It’s days like today that I wished I had former Alaska Gov. Sarah Palin’s superpower and could “love that smell of the emissions,” or at least was immune to them. In reality, of course, nobody is. But reading statistics about millions a year dying from air pollution caused by the burning of fossil fuels is one thing. Having your own eyes water because you dared to leave the house for five minutes to walk the dog is quite another.
Over 75 million Americans from the Canadian border down to South Carolina are facing air quality alerts telling them the very air they breathe is either unhealthy or outright hazardous.
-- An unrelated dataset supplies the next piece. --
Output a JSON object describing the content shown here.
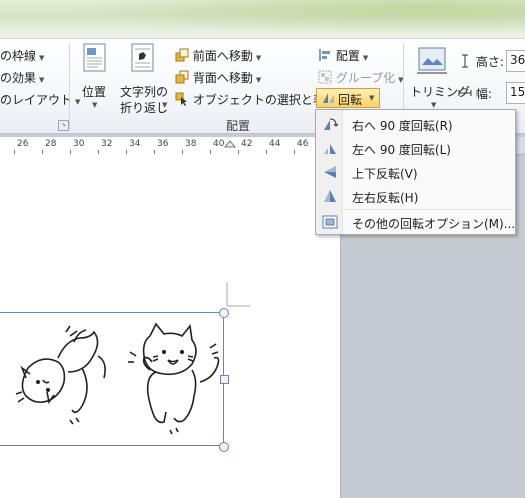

The wildfires ought to be a clarifying moment for climate action in many more ways than one.
First and foremost, the wildfires should finally put to rest any of the doubts that deep and sustained cuts to our burning of fossil fuels are indeed warranted. We’ve long known enough to act, and the remaining uncertainties push the need for much stronger climate action higher still. Attribution science has made such leaps in just the past few years, that science can now link individual weather extremes to climate change and the burning of fossil fuels. That includes wildfires. The causal relationship between a warming climate and growing wildfires isn’t in doubt.
Statements like this will no doubt bring out the “rational” skeptics, the “skeptical” environmentalists, and assorted other self-styled “honest” brokers. Don’t you know that the climate has been changing forever? (It has.) That there have been wildfires before? (There have.) That we should stop expanding suburbs and exurbs into forested frontiers prone to wildfires? (We should.)